Even after the initial send-away period where a 'pro' might ride them for six weeks or so, there's still a hell of a lot of work to be done after that to ensure they're being taught how to go correctly.
It's very easy to overestimmate your skill or for confidence to send you flying.
I do still wonder whether I made the right decision buying my youngster but I love her and couldn't bear to part with her.
I was going through a tough time on a livery yard and even though I moved to a better livery yard, I still wanted a second horse so that I knew my horse had a companion regardless of what other's did with their horses.
My horse was only 8 at the time. I'd always dreamed of having a Welsh C but when I was looking, the ones I saw were out of my budget but I needed a native as mine lives out. I found a New Forest pony, 3 yrs old. She was sharp but that was ok.

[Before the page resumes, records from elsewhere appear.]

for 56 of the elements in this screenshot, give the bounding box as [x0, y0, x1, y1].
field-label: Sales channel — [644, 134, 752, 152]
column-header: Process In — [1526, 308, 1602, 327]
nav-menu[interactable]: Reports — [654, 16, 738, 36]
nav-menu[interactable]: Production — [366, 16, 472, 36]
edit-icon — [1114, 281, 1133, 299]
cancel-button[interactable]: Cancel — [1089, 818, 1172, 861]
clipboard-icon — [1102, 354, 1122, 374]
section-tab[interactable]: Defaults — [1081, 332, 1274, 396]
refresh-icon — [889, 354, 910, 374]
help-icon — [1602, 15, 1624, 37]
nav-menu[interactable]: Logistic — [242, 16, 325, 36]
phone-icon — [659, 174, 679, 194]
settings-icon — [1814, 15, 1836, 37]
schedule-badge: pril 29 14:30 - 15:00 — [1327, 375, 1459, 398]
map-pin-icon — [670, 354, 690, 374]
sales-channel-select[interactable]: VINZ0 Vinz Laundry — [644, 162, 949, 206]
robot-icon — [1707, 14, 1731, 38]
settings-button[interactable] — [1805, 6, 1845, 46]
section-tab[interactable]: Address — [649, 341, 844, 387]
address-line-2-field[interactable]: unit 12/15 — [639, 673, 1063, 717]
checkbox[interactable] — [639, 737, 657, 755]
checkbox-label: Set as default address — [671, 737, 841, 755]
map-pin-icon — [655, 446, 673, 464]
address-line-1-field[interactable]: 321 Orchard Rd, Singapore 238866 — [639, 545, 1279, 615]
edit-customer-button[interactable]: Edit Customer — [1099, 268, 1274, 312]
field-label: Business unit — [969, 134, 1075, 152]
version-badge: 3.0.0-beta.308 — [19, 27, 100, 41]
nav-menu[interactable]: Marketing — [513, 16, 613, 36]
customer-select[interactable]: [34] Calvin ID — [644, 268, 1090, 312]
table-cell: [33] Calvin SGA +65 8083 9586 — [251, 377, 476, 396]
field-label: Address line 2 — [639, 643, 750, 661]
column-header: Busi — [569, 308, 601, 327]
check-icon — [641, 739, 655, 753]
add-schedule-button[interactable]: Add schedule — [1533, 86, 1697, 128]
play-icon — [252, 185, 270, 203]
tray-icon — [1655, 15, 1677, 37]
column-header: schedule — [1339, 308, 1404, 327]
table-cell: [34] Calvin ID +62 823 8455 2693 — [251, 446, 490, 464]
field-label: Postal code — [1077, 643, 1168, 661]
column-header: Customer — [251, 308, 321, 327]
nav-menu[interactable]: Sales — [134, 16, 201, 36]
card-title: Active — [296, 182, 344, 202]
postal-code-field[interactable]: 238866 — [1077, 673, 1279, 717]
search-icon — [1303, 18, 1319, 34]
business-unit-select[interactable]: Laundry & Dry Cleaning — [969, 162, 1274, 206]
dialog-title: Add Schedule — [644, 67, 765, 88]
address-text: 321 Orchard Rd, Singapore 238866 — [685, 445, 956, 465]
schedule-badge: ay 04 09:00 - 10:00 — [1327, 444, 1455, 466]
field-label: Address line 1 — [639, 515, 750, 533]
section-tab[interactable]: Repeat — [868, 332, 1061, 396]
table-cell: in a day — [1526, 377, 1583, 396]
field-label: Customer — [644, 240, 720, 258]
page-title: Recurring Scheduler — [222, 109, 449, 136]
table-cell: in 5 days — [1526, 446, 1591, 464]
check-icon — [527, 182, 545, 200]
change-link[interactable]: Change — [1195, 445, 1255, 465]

As I've spent time with her and we've worked through many confidence issues, I was wary of taking the next step with her. A couple of falls also knocked my confidence to the point that I was nervous getting back on a horse I'd competed the year before. Then I became ill and looking after one horse was a struggle, never mind two so it was the ideal time to send her for backing and I told them to take their time.

I got a pony back that could walk and trot, the lady was very patient and professional with her, they were starting to canter and they would go over ground poles to give her something to think about.

My nerves were still flayed, my pony has had the winter off and I'm trying to get back into it but I might put her back to the pro if I can to get her started again. I've been taking weekly lessons to boost my confidence/try to get me into a routine so that I can cope with an hours riding as there's no point gettig the pony going if I can't ride her.

I have a few things contributing to my young horse not being ridden but at the time I bought her, I thought I had the experience to back/bring her on as I did my previous one. I severely miscalculated but I am glad I sent her away as it helped her to mature.

Where I am currently having my lessons, I'm loving it as it's taken a while to find an instructor that will let me walk for 30 minutes and help me to re-establish my leg position, hands, head, shoulders etc. I've spent one lesson cantering, and that was after weeks of working on my position in walk and trot and working on the horse holding herself together. None of this pulling the horse in, but working from the legs.